|Max Burkholder (Max Braverman on NBC's Parenthood)|
At the start of the episode, the family is preparing for a weekend road trip, and Max is playing a video game. After his mom Kristina tells him several times to turn off the game and Max keeps saying he's almost done, Kristina marches over and snaps off both the television and the gaming system. Anyone who has a child on the spectrum can tell you what happens next. Of course, Max has a giant meltdown, which includes calling his mother a bitch. Hello! Did you forget your child has Autism? Did you expect any other response when you just figuratively slapped him across the face?
But does Max's mother take any ownership of her part in the meltdown and remember her child has Autism? No! She proclaims, "There must be consequences for his behavior!" Max is grounded for calling his mother a bad name and forbidden to go on the family trip. Kristina ends up staying home with him and his infant sister while everyone else goes to Grandma's.

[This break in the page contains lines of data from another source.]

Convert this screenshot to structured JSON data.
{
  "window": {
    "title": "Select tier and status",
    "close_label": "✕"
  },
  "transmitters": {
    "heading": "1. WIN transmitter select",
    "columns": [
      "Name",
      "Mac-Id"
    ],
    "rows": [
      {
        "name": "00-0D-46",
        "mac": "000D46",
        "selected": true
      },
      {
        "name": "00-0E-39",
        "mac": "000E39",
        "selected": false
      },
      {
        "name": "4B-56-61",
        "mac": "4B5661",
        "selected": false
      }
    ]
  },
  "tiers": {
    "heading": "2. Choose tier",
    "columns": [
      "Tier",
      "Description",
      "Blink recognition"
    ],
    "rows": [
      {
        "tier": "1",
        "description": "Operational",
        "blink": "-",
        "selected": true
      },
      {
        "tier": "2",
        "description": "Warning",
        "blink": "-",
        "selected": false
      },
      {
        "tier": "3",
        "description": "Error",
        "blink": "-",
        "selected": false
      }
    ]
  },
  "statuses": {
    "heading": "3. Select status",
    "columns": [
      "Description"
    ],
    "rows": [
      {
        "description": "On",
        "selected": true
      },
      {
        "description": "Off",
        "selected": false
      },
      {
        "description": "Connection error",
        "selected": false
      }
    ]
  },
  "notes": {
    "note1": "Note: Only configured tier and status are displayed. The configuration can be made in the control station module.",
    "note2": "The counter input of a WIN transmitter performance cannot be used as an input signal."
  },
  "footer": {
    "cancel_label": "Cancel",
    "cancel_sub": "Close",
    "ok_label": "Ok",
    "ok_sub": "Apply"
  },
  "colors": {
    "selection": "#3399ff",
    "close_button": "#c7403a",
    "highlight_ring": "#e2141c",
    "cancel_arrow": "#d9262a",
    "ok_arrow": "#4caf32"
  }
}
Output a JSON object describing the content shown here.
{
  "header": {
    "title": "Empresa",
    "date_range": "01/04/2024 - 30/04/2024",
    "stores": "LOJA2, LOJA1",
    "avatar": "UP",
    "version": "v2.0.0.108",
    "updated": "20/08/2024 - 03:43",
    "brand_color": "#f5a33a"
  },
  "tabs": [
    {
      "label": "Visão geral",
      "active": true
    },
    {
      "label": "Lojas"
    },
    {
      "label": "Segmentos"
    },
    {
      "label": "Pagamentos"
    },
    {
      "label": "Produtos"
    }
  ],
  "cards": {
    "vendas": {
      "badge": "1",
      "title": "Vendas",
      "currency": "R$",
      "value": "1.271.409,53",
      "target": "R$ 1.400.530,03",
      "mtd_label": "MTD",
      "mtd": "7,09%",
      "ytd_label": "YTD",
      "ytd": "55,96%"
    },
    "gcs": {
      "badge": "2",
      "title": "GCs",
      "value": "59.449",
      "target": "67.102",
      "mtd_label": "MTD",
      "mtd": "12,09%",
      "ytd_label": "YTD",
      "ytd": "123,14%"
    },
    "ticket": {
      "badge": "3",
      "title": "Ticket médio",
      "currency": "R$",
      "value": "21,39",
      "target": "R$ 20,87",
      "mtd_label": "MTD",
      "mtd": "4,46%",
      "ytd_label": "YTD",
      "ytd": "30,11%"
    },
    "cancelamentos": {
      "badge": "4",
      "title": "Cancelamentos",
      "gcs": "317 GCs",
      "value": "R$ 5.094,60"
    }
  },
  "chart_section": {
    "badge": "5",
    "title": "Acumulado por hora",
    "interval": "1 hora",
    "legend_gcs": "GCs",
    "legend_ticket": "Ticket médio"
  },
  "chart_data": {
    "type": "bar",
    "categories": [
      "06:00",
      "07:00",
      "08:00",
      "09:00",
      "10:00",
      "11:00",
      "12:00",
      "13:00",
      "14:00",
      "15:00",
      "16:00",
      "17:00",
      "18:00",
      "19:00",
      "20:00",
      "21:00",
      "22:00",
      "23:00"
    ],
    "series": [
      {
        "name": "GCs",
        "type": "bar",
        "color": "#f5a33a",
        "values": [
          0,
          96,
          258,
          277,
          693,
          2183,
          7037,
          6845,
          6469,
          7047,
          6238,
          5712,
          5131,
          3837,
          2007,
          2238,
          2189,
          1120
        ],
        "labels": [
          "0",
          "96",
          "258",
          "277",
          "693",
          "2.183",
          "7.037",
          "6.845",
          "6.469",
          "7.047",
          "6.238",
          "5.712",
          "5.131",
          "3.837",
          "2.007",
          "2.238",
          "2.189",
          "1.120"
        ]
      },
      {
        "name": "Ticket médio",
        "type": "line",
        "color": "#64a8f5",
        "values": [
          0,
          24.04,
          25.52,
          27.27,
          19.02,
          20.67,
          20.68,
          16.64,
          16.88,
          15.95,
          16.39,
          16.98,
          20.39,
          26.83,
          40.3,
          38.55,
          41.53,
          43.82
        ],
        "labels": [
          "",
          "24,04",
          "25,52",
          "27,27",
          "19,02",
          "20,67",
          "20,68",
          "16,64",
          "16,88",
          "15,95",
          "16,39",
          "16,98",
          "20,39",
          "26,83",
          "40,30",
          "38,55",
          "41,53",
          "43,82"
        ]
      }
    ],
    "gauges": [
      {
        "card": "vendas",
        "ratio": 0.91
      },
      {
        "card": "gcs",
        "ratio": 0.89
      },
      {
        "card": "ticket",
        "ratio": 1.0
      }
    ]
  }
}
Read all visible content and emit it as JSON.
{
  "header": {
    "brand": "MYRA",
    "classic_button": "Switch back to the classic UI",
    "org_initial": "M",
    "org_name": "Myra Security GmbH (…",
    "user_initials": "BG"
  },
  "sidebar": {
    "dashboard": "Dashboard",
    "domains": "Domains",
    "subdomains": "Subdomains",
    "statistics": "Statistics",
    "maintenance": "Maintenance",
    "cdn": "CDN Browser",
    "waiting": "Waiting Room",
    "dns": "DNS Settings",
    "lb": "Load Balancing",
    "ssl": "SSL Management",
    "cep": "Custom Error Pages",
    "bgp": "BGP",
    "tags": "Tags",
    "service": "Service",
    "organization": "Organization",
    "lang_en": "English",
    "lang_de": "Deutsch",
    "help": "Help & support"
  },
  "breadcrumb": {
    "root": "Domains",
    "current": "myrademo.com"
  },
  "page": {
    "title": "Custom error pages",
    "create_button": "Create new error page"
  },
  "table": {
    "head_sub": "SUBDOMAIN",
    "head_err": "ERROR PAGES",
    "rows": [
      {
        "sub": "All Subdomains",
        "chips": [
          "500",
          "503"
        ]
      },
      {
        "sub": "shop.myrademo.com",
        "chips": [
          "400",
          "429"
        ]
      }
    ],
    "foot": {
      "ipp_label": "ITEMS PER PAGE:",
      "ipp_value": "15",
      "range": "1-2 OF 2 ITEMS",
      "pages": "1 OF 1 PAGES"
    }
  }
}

I've been in that exact situation. I once grabbed a Nintendo DS out of Jack's hands because he didn't seem to be listening to me, and I'm here to tell you we both learned a hard lesson that day. The meltdown that ensued was extremely painful and emotional for both of us. He not only called me a bitch, but he told me he hated me and he'd never loved me. He was 9. By the time it was over, we were both crying and upset, but I realized that I was the one who provoked that meltdown. I was the one who threw the switch and sent his brain spiraling out of control.
Kids with Autism have low tolerance for frustration. They don't like transitions. In Max's mind (and Jack's) his mom just destroyed all the progress he'd made in the game he was hyperfocused on, just as effectively as a bomb blowing up in his face. It's too much sensory input and a meltdown ensues.
How can you punish someone for the way their brain works? Would you punish an epileptic for having a seizure when you shine a light in his face? Would you punish a diabetic for going into insulin shock when you forced her to eat sugar? Would you punish a child with dyslexia for not being able to read?
Once again this is the age old assumption that children have "tantrums" due to bad parenting. Very, very hurtful to someone who has a child who has these outbursts. He's not a brat. He has Autism. A little more compassion, a little less judgement.
Once Jack had calmed down after his meltdown, we hugged and apologized to each other. We both cried. I told him I was sorry that I grabbed his DS out of his hands, and he told me that he was sorry he said all those mean things to me when he was angry. He didn't mean any of those things. He was just so upset he was using his words as weapons.
We don't believe in punishment just for the sake of punishment. Real life has its own consequences. If you say mean words to people in anger, the punishment is watching the person you love cry. Isn't that punishment enough?